Reliance reported a large beat in Q1 earnings driven by gross refining margin (GRM) of $11.5/barrel. However, based on management commentary, we believe $2-2.4/barrel of this may not be replicable going forward. Management refrained from committing a launch date for Jio. While timelines for downstream projects were maintained, the full impact of these could show only by H2FY18. Capex in the quarter was higher than expected at $4 bn. Reliance also moved to Ind-AS in Q1.
Big beat in refining earnings in Q1 but helped by one-offs
Reliance reported a large beat in Q1 earnings against our and consensus estimates, mainly on account of higher GRM of $11.5/barrel. However management indicated hedging plus inventory gains to the tune of $2/barrel; moreover, higher sales than throughput during the quarter may have added another $0.4/barrel to GRM by our estimate—both of these are one-off in nature in our view. Net profit was also aided by a sharp decline q-o-q in depreciation—part of this was on account of Ind-AS adoption.
No launch date for Jio yet
While management indicated that Jio currently has over 1.5m users, it still did not commit to a firm launch date. The subscribers are using 26 GB of data and 355 minutes of voice per month on average. Reliance said that the current user base is well divided across all circles. It also indicated that it has 90,000 towers operational and 32-33,000 employees on the rolls of Jio.
Timelines for commissioning of key downstream projects maintained but full ramp-up likely to take 5-6 months
Reliance maintained commissioning timelines for key downstream projects viz. petcoke gasifiers in H2FY17, ROGC in Q3FY17, PX in H2FY17. However it indicated that petcoke gasifier and other projects are likely to take 5-6 months to reach full utilisation implying full impact on numbers only by H2FY18.
Capex of $4 bn in Q1
Capex in Q1 totaled $4 bn—$2.1 bn on Jio and $1.2 bn on downstream projects and R3 bn on account of forex losses capitalised. We note that capex in Q1 is 45% of the full year capex guidance of $9 bn given at the end of Q4.
Ind-AS adopted in Q1
Reliance adopted Ind-AS in Q1 with some implications for P&L and balance sheet. We have also made changes to our exchange rate assumptions, shale model, RJio estimates leading to small net changes in earnings estimate and fair value.
Our fair value of R1,185 (prev. R1,190) for Reliance is based on a SOTP of the different businesses and implies 14.5x FY18e P/E. Lower downstream margins, delays and cost overruns in new projects and adverse regulation are the risks.

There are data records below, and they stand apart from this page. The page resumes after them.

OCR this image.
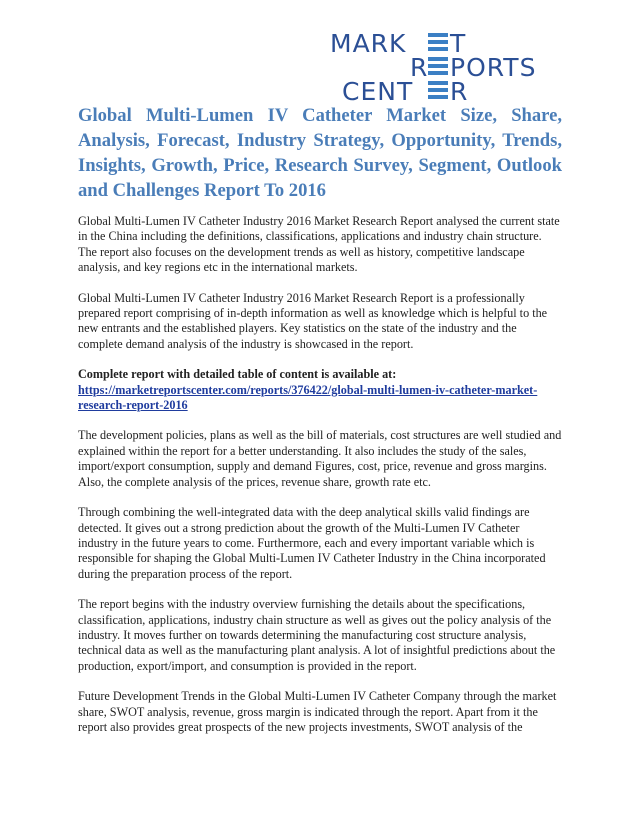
MARK T
R PORTS
CENT R
Global Multi-Lumen IV Catheter Market Size, Share, Analysis, Forecast, Industry Strategy, Opportunity, Trends, Insights, Growth, Price, Research Survey, Segment, Outlook and Challenges Report To 2016

Global Multi-Lumen IV Catheter Industry 2016 Market Research Report analysed the current state in the China including the definitions, classifications, applications and industry chain structure. The report also focuses on the development trends as well as history, competitive landscape analysis, and key regions etc in the international markets.

Global Multi-Lumen IV Catheter Industry 2016 Market Research Report is a professionally prepared report comprising of in-depth information as well as knowledge which is helpful to the new entrants and the established players. Key statistics on the state of the industry and the complete demand analysis of the industry is showcased in the report.

Complete report with detailed table of content is available at:
https://marketreportscenter.com/reports/376422/global-multi-lumen-iv-catheter-market-research-report-2016

The development policies, plans as well as the bill of materials, cost structures are well studied and explained within the report for a better understanding. It also includes the study of the sales, import/export consumption, supply and demand Figures, cost, price, revenue and gross margins. Also, the complete analysis of the prices, revenue share, growth rate etc.

Through combining the well-integrated data with the deep analytical skills valid findings are detected. It gives out a strong prediction about the growth of the Multi-Lumen IV Catheter industry in the future years to come. Furthermore, each and every important variable which is responsible for shaping the Global Multi-Lumen IV Catheter Industry in the China incorporated during the preparation process of the report.

The report begins with the industry overview furnishing the details about the specifications, classification, applications, industry chain structure as well as gives out the policy analysis of the industry. It moves further on towards determining the manufacturing cost structure analysis, technical data as well as the manufacturing plant analysis. A lot of insightful predictions about the production, export/import, and consumption is provided in the report.

Future Development Trends in the Global Multi-Lumen IV Catheter Company through the market share, SWOT analysis, revenue, gross margin is indicated through the report. Apart from it the report also provides great prospects of the new projects investments, SWOT analysis of the
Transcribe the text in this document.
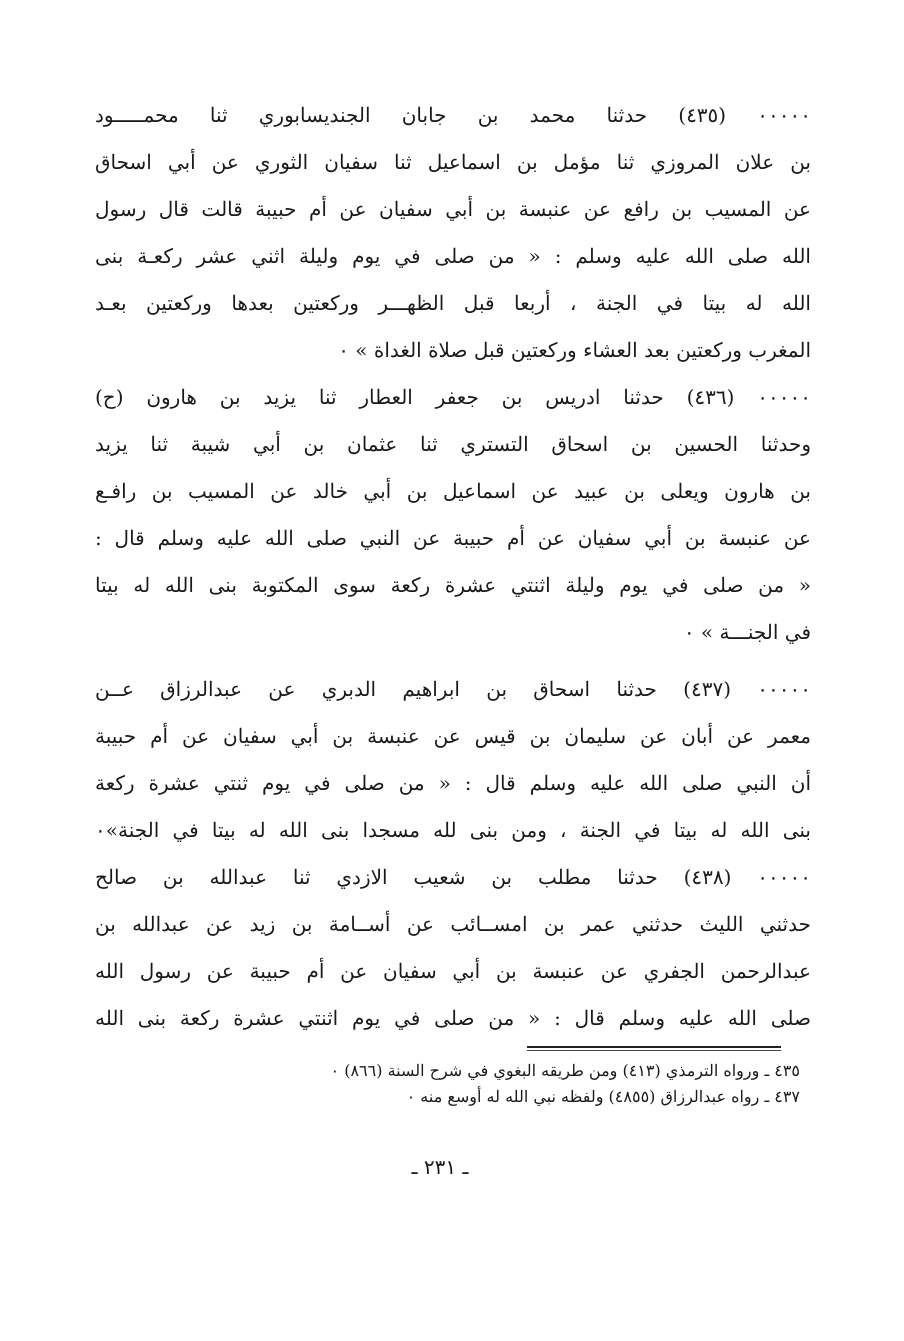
٠٠٠٠٠ (٤٣٥) حدثنا محمد بن جابان الجنديسابوري ثنا محمـــــود
بن علان المروزي ثنا مؤمل بن اسماعيل ثنا سفيان الثوري عن أبي اسحاق
عن المسيب بن رافع عن عنبسة بن أبي سفيان عن أم حبيبة قالت قال رسول
الله صلى الله عليه وسلم : « من صلى في يوم وليلة اثني عشر ركعـة بنى
الله له بيتا في الجنة ، أربعا قبل الظهـــر وركعتين بعدها وركعتين بعـد
المغرب وركعتين بعد العشاء وركعتين قبل صلاة الغداة » ٠
٠٠٠٠٠ (٤٣٦) حدثنا ادريس بن جعفر العطار ثنا يزيد بن هارون (ح)
وحدثنا الحسين بن اسحاق التستري ثنا عثمان بن أبي شيبة ثنا يزيد
بن هارون ويعلى بن عبيد عن اسماعيل بن أبي خالد عن المسيب بن رافـع
عن عنبسة بن أبي سفيان عن أم حبيبة عن النبي صلى الله عليه وسلم قال :
« من صلى في يوم وليلة اثنتي عشرة ركعة سوى المكتوبة بنى الله له بيتا
في الجنـــة » ٠
٠٠٠٠٠ (٤٣٧) حدثنا اسحاق بن ابراهيم الدبري عن عبدالرزاق عــن
معمر عن أبان عن سليمان بن قيس عن عنبسة بن أبي سفيان عن أم حبيبة
أن النبي صلى الله عليه وسلم قال : « من صلى في يوم ثنتي عشرة ركعة
بنى الله له بيتا في الجنة ، ومن بنى لله مسجدا بنى الله له بيتا في الجنة»٠
٠٠٠٠٠ (٤٣٨) حدثنا مطلب بن شعيب الازدي ثنا عبدالله بن صالح
حدثني الليث حدثني عمر بن امســائب عن أســامة بن زيد عن عبدالله بن
عبدالرحمن الجفري عن عنبسة بن أبي سفيان عن أم حبيبة عن رسول الله
صلى الله عليه وسلم قال : « من صلى في يوم اثنتي عشرة ركعة بنى الله
٤٣٥ ـ ورواه الترمذي (٤١٣) ومن طريقه البغوي في شرح السنة (٨٦٦) ٠
٤٣٧ ـ رواه عبدالرزاق (٤٨٥٥) ولفظه نبي الله له أوسع منه ٠
ـ ٢٣١ ـ
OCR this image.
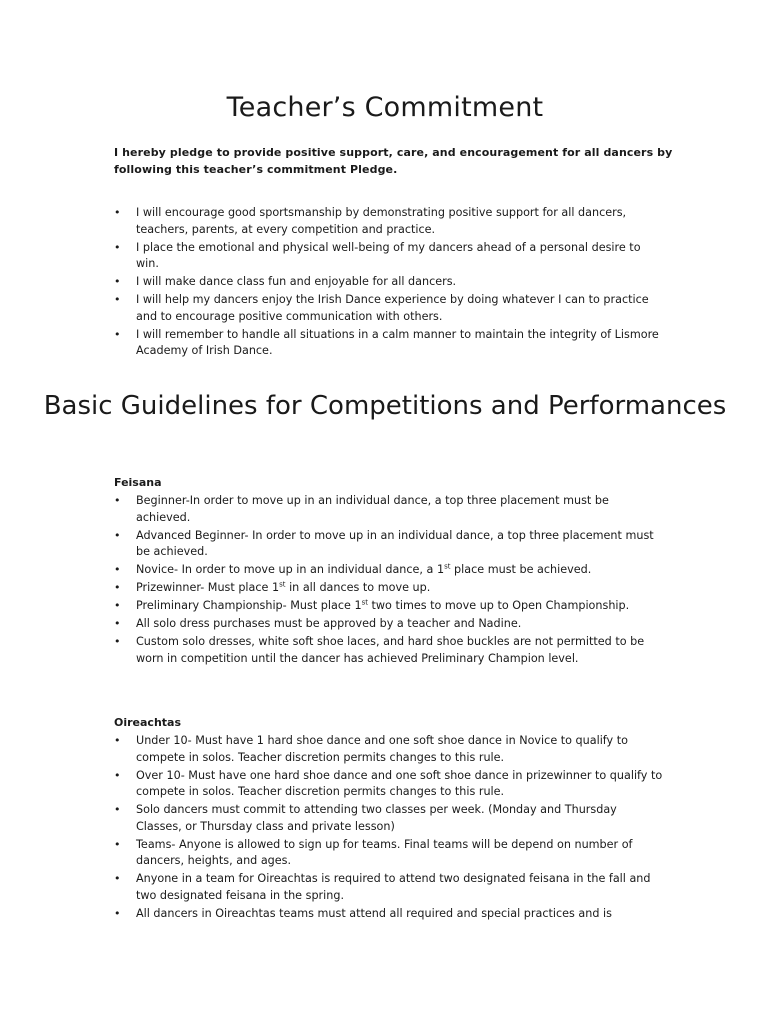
Teacher’s Commitment
I hereby pledge to provide positive support, care, and encouragement for all dancers by following this teacher’s commitment Pledge.
• I will encourage good sportsmanship by demonstrating positive support for all dancers, teachers, parents, at every competition and practice.
• I place the emotional and physical well-being of my dancers ahead of a personal desire to win.
• I will make dance class fun and enjoyable for all dancers.
• I will help my dancers enjoy the Irish Dance experience by doing whatever I can to practice and to encourage positive communication with others.
• I will remember to handle all situations in a calm manner to maintain the integrity of Lismore Academy of Irish Dance.
Basic Guidelines for Competitions and Performances
Feisana
• Beginner-In order to move up in an individual dance, a top three placement must be achieved.
• Advanced Beginner- In order to move up in an individual dance, a top three placement must be achieved.
• Novice- In order to move up in an individual dance, a 1st place must be achieved.
• Prizewinner- Must place 1st in all dances to move up.
• Preliminary Championship- Must place 1st two times to move up to Open Championship.
• All solo dress purchases must be approved by a teacher and Nadine.
• Custom solo dresses, white soft shoe laces, and hard shoe buckles are not permitted to be worn in competition until the dancer has achieved Preliminary Champion level.
Oireachtas
• Under 10- Must have 1 hard shoe dance and one soft shoe dance in Novice to qualify to compete in solos. Teacher discretion permits changes to this rule.
• Over 10- Must have one hard shoe dance and one soft shoe dance in prizewinner to qualify to compete in solos. Teacher discretion permits changes to this rule.
• Solo dancers must commit to attending two classes per week. (Monday and Thursday Classes, or Thursday class and private lesson)
• Teams- Anyone is allowed to sign up for teams. Final teams will be depend on number of dancers, heights, and ages.
• Anyone in a team for Oireachtas is required to attend two designated feisana in the fall and two designated feisana in the spring.
• All dancers in Oireachtas teams must attend all required and special practices and is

Downstream capex guidance of $19 bn maintained but Jio capex guidance likely to be exceeded
Management maintained its capex guidance for downstream projects of $19 bn of which
$16.7 bn has been spent to date. However Jio capex guidance of R1.5 trn is likely to be exceeded as Reliance plans to increase its coverage from existing 70% to 90% by FY18 end. R1.5 trn guidance also did not include any spend in the upcoming spectrum auctions. Management also indicated that it plans to infuse another R150 bn of equity into Jio. It indicated that Jio capex to date includes R500 bn on spectrum, R350-400 bn each on physical (fibre & towers) and network infrastructure (network equipment).
1022 fuel pumps are operational now vs. 950+ at Q4 end
Reliance Retail revenues includes R10 bn contribution from CoCo fuel retailing outlets: While Reliance reported a sharp 42% y-o-y growth in retail revenues in Q1, management explained that this includes R10 bn from 360 CoCo fuel retailing outlets.
Significant scale down in shale investment in CY16: As guided Reliance has no rigs in place in its shale JVs and capex in Q1 reduced to $40m. It indicated that its new domestic upstream projects are likely to start producing only by 2020.